Is it so unbelievable that she’d kill the cat? She’s a good person but she’s also a human being.
Justin Long plays a lousy boyfriend whom claims to LOVE Christine but let his disgusting parents walk all over her and can't be moved to do more than weakly extend his hand when the love of his life fails to the train rails!
Clay tries to control his mother but ultimately lets Christine stand up for herself. Does that make him “despicable”? If he’d just shut his mother down, there’d be no chance of Christine ever winning her over. And Clay knows that Christine said she was ready for this dinner with his parents and would probably want to stick up for herself.

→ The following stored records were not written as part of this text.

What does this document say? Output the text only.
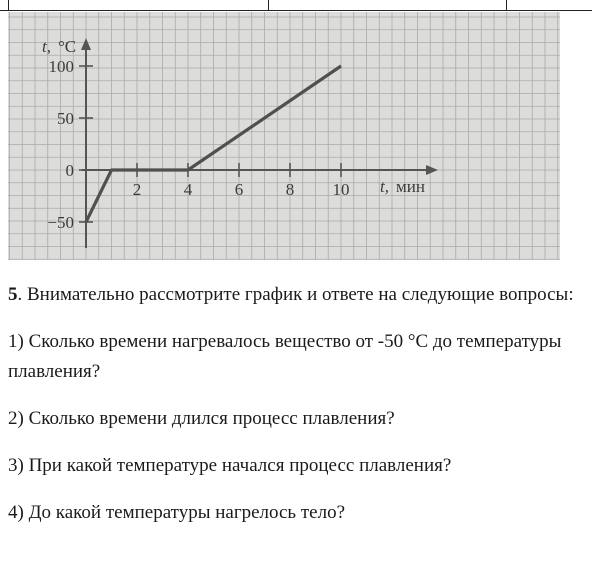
2	4	6	8 10
100
50
0
−50
t, °C
t, мин

5. Внимательно рассмотрите график и ответе на следующие вопросы:

1) Сколько времени нагревалось вещество от -50 °С до температуры плавления?

2) Сколько времени длился процесс плавления?

3) При какой температуре начался процесс плавления?

4) До какой температуры нагрелось тело?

Is the fact that he doesn't hesitate to choose Christine over his parents not win him some slack?
As for the ending, what more could Clay have done? Died alongside her? The train was already coming into the station and she was too far away for him to reach without jumping down to her. He also had to spend most of the time before the train reached her processing the fact that hell was real and she was being taken there.
EVERY SINGLE CHARACTER IN THIS MOVIE BUT THE MEDIUMS ARE ROTTEN TO THE CORE.
Interestingly, some people have argued that Rham Jas might not be that innocent. When he first tells her she's cursed, he asks her whether she's blasphemed in a graveyard or associated herself with the black arts, two things he eventually encourages her to do in order to save herself.